© Nathanaël Mergui/Mutualité française
© Nathanaël Mergui/Mutualité française

Le Coct se rebiffe sur la réforme de la santé au travail

par Nathalie Quéruel / juillet 2019

Réunis au sein du Conseil d'orientation des conditions de travail (Coct), les partenaires sociaux planchent sur la réforme de la santé au travail. Mais une mission analogue a été confiée à trois experts par l'exécutif. D'où des frictions.

Les organisations syndicales et patronales font parfois cause commune rapidement. En témoigne la lettre que les partenaires sociaux siégeant au groupe permanent du Conseil d'orientation des conditions de travail (Coct) ont envoyée le 23 mai dernier à la ministre du Travail. Alors qu'ils se réunissent chaque semaine depuis mars afin de réfléchir sur la réforme de la santé au travail, ils ont appris incidemment qu'une mission a été mise en orbite courant avril par l'exécutif. Celle-ci a été confiée à Hervé Lanouzière, l'une des chevilles ouvrières du rapport Lecocq sur l'organisation du système de prévention des risques professionnels, Stéphane Seiller, coauteur du rapport sur l'indemnisation des arrêts maladie, et Christian Expert, médecin du travail et syndicaliste CFE-CGC. "Au début de nos travaux, le gouvernement nous a proposé une mission d'appui avec ces trois personnalités, relate Tony Fraquelli, conseiller confédéral CGT en charge de l'activité travail-santé. Nous avons suggéré d'autres noms, dont celui de Frédéric Laloue, ancien secrétaire général du Coct. Mais notre demande est restée sans suite."

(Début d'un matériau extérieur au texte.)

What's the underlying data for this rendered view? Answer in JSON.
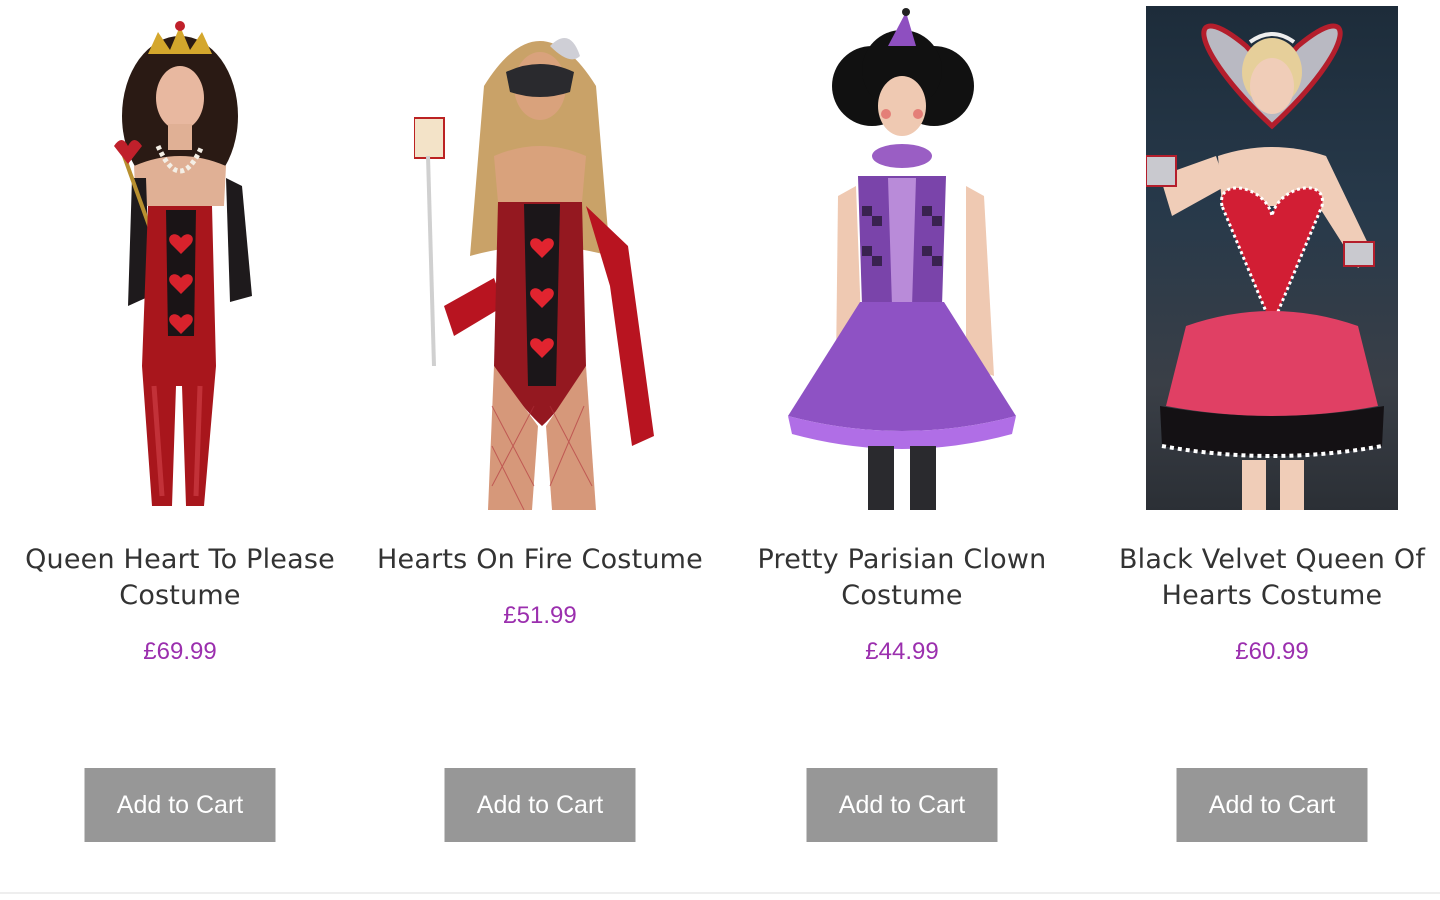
{
  "products": [
    {
      "name": "Queen Heart To Please Costume",
      "price": "£69.99",
      "button": "Add to Cart"
    },
    {
      "name": "Hearts On Fire Costume",
      "price": "£51.99",
      "button": "Add to Cart"
    },
    {
      "name": "Pretty Parisian Clown Costume",
      "price": "£44.99",
      "button": "Add to Cart"
    },
    {
      "name": "Black Velvet Queen Of Hearts Costume",
      "price": "£60.99",
      "button": "Add to Cart"
    }
  ],
  "colors": {
    "price": "#9b2fae",
    "button_bg": "#979797",
    "button_text": "#ffffff",
    "title_text": "#333333"
  }
}
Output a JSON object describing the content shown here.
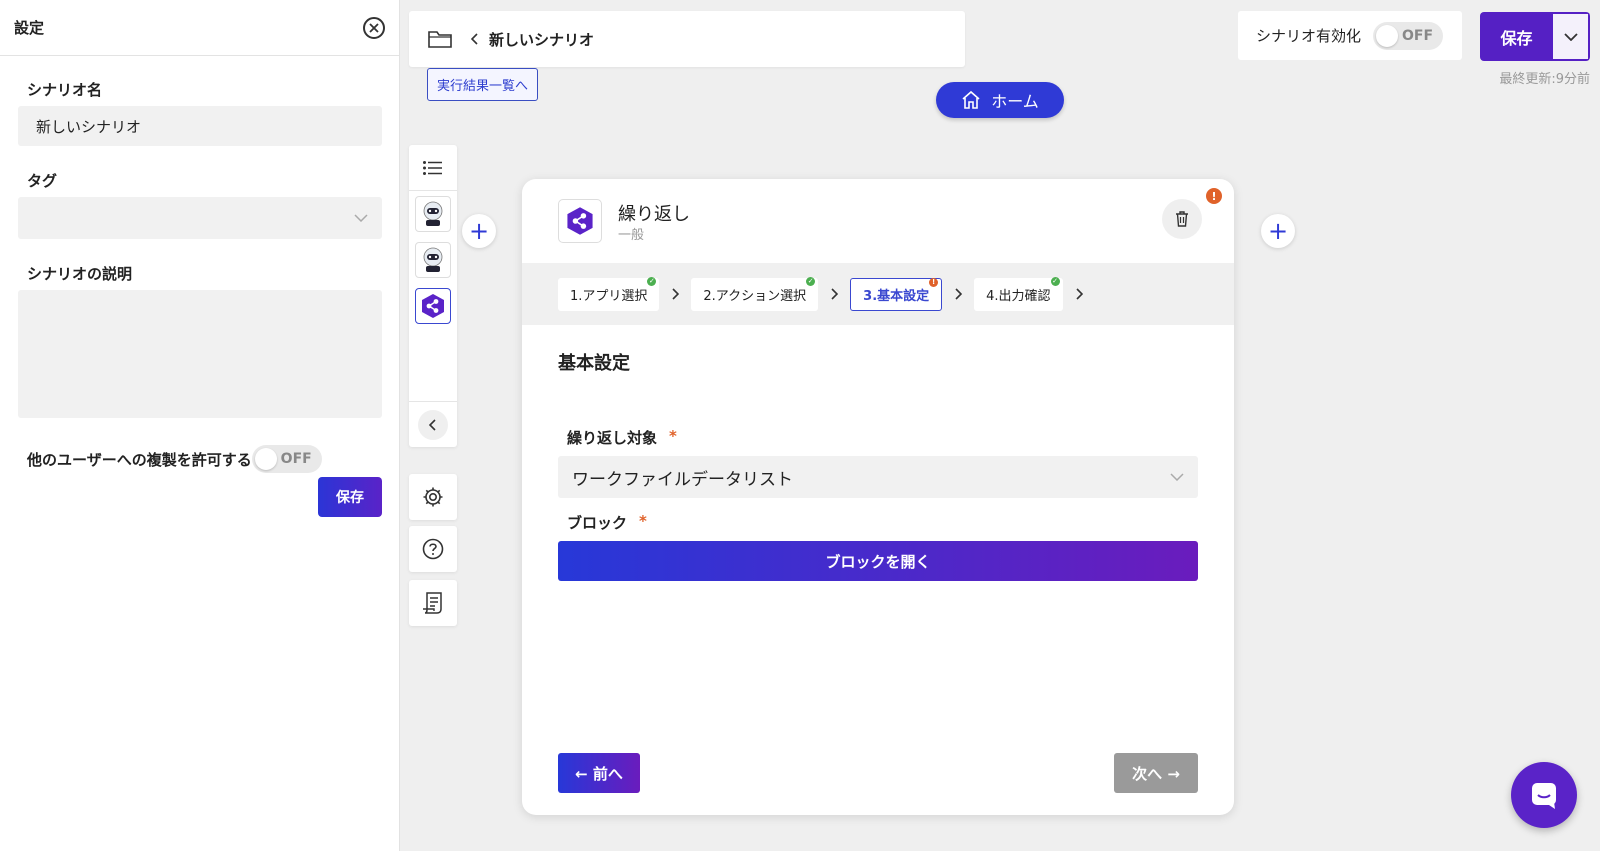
{
  "settings": {
    "title": "設定",
    "scenario_name_label": "シナリオ名",
    "scenario_name_value": "新しいシナリオ",
    "tag_label": "タグ",
    "description_label": "シナリオの説明",
    "allow_copy_label": "他のユーザーへの複製を許可する",
    "allow_copy_toggle": "OFF",
    "save_label": "保存"
  },
  "header": {
    "scenario_title": "新しいシナリオ",
    "results_link": "実行結果一覧へ",
    "home_label": "ホーム",
    "enable_label": "シナリオ有効化",
    "enable_toggle": "OFF",
    "save_label": "保存",
    "last_updated": "最終更新:9分前"
  },
  "card": {
    "title": "繰り返し",
    "subtitle": "一般",
    "warning_badge": "!",
    "steps": [
      {
        "label": "1.アプリ選択",
        "status": "done"
      },
      {
        "label": "2.アクション選択",
        "status": "done"
      },
      {
        "label": "3.基本設定",
        "status": "warning"
      },
      {
        "label": "4.出力確認",
        "status": "done"
      }
    ],
    "section_title": "基本設定",
    "repeat_target_label": "繰り返し対象",
    "repeat_target_value": "ワークファイルデータリスト",
    "block_label": "ブロック",
    "required_mark": "*",
    "open_block_label": "ブロックを開く",
    "prev_label": "← 前へ",
    "next_label": "次へ →"
  },
  "colors": {
    "accent": "#2f3ad6",
    "brand_purple": "#5520c4",
    "warning": "#e0622a",
    "success": "#4caf50"
  },
  "icons": [
    "folder-icon",
    "chevron-left-icon",
    "home-icon",
    "chevron-down-icon",
    "list-icon",
    "robot-icon",
    "app-logo-icon",
    "gear-icon",
    "help-icon",
    "log-icon",
    "trash-icon",
    "plus-icon",
    "chat-icon",
    "close-icon"
  ]
}
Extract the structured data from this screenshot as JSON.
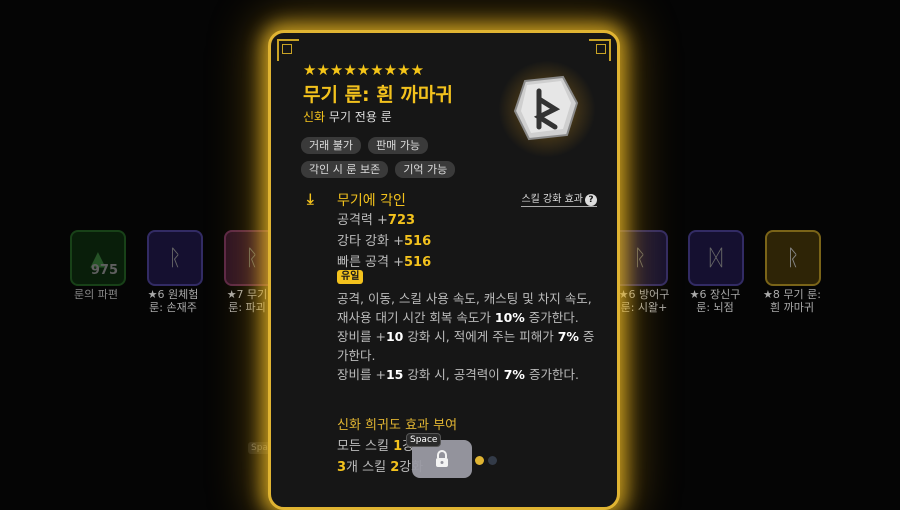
{
  "background": {
    "runes": [
      {
        "count": "975",
        "label_lines": [
          "룬의 파편"
        ],
        "star": "",
        "color": "green"
      },
      {
        "count": "",
        "label_lines": [
          "★6 원체험",
          "룬: 손재주"
        ],
        "star": "★6",
        "color": "purple"
      },
      {
        "count": "",
        "label_lines": [
          "★7 무기",
          "룬: 파괴"
        ],
        "star": "★7",
        "color": "pink"
      },
      {
        "count": "",
        "label_lines": [
          "★6 방어구",
          "룬: 시왈+"
        ],
        "star": "★6",
        "color": "purple"
      },
      {
        "count": "",
        "label_lines": [
          "★6 장신구",
          "룬: 뇌점"
        ],
        "star": "★6",
        "color": "purple"
      },
      {
        "count": "",
        "label_lines": [
          "★8 무기 룬:",
          "흰 까마귀"
        ],
        "star": "★8",
        "color": "gold"
      }
    ],
    "space_hint": "Space"
  },
  "card": {
    "stars": "★★★★★★★★★",
    "title": "무기 룬: 흰 까마귀",
    "rarity": "신화",
    "subtitle_rest": " 무기 전용 룬",
    "tags": [
      "거래 불가",
      "판매 가능",
      "각인 시 룬 보존",
      "기억 가능"
    ],
    "rune_icon": "white-raven-rune-icon",
    "section_title": "무기에 각인",
    "skill_link": "스킬 강화 효과",
    "stats": [
      {
        "label": "공격력 +",
        "value": "723"
      },
      {
        "label": "강타 강화 +",
        "value": "516"
      },
      {
        "label": "빠른 공격 +",
        "value": "516"
      }
    ],
    "unique_badge": "유일",
    "desc": {
      "p1_a": "공격, 이동, 스킬 사용 속도, 캐스팅 및 차지 속도, 재사용 대기 시간 회복 속도가 ",
      "p1_v": "10%",
      "p1_b": " 증가한다.",
      "p2_a": "장비를 +",
      "p2_v1": "10",
      "p2_b": " 강화 시, 적에게 주는 피해가 ",
      "p2_v2": "7%",
      "p2_c": " 증가한다.",
      "p3_a": "장비를 +",
      "p3_v1": "15",
      "p3_b": " 강화 시, 공격력이 ",
      "p3_v2": "7%",
      "p3_c": " 증가한다."
    },
    "rarity_effect_title": "신화 희귀도 효과 부여",
    "rarity_line1_a": "모든 스킬 ",
    "rarity_line1_v": "1",
    "rarity_line1_b": "강",
    "rarity_line2_v1": "3",
    "rarity_line2_a": "개 스킬 ",
    "rarity_line2_v2": "2",
    "rarity_line2_b": "강화"
  },
  "controls": {
    "space_key": "Space",
    "lock_icon": "lock-icon",
    "page_dots": 2,
    "active_dot": 0
  },
  "colors": {
    "gold": "#f3c21d",
    "border": "#e0b432"
  }
}
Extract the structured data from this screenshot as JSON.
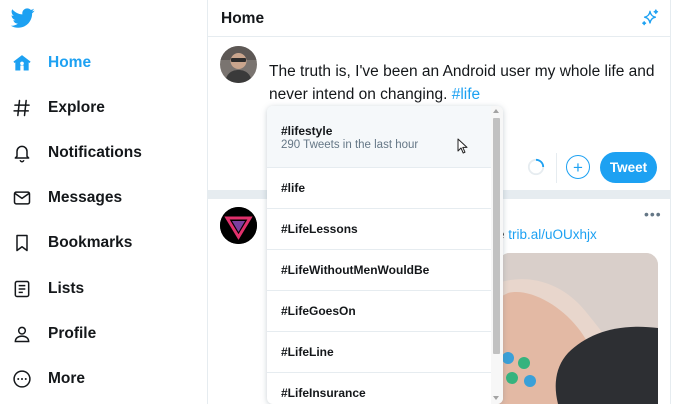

"Orientations très directives"

Au-delà de la réapparition du trio, la fiche qui définit sa mission a suscité des inquiétudes chez les partenaires sociaux, dont ils font part dans leur courrier : "Nous y avonsdécouvert des orientations très directives visant, notamment à la mise en oeuvre d'un scénario cible déjà préarbitré mais aussi à des choix prédéfinis." Les points sur lesquels doivent se pencher les trois experts sont en effet précis, selon la feuille de route que Santé & Travail a pu consulter. Il s'agit, par exemple, de "définir le contenu et les modalités de l'offre de services en matière de prévention et de santé au travail", d'"étudier l'impact d'une nouvelle organisation sur celle de la branche AT-MP [la branche accidents du travail-maladies professionnelles de l'Assurance maladie, NDLR] et son rôle de gestion du risque", de réfléchir à "la simplification et l'adaptation de certains aspects de la réglementation en matière de santé et de sécurité au travail" et à "la possibilité d'ouvrir de nouveaux champs au dialogue social d'entreprise et/ou de branche".

"Lire cet ordre de mission revient à faire apparaître le rapport Lecocq en fond d'écran", ironise un syndicaliste Pour Catherine Pinchaut, secrétaire nationale en charge des questions du travail à la CFDT, aborder la simplification réglementaire, c'est déjà faire un choix politique. De plus, souligne-t-elle, "la mission planche sur des sujets dont nous n'avons pas été saisis, comme la place des services autonomes de médecine du travail, alors que nous avons tous des propositions à émettre en la matière. Dès lors, quelle est l'utilité de notre travail, comment s'articule-t-il avec celui des experts du gouvernement ? Nous n'avons pas pour l'heure de réponse."

Des travaux complémentaires ?

Selon Christian Expert, les prérogatives de chacun sont pourtant complémentaires : "Aux partenaires sociaux de décider ce qui, dans la réforme, doit relever de la négociation interprofessionnelle ou de la concertation avec l'Etat. A nous de traduire en solutions concrètes les orientations du rapport Lecocq, d'identifier les obstacles techniques ou juridiques, de faire des propositions d'écriture réglementaire. L'exécutif décidera ensuite." Mais pour Tony Fraquelli, réduire la mission à un "apport technique et juridique" s'apparente à un tour de passe-passe pour court-circuiter les partenaires sociaux.

Leur lettre n'est d'ailleurs sans doute pas pour rien dans l'audition impromptue des trois experts par le Coct le 14 juin, date à laquelle les organisations syndicales et patronales devaient initialement achever leurs travaux. Sachant qu'une position commune est encore loin d'être trouvée, la CFE-CGC ayant décidé d'envoyer ses propres conclusions. La date butoir est reportée à la mi-juillet pour les membres du Coct, tandis que l'échéance de la mission a été fixée à fin 2019.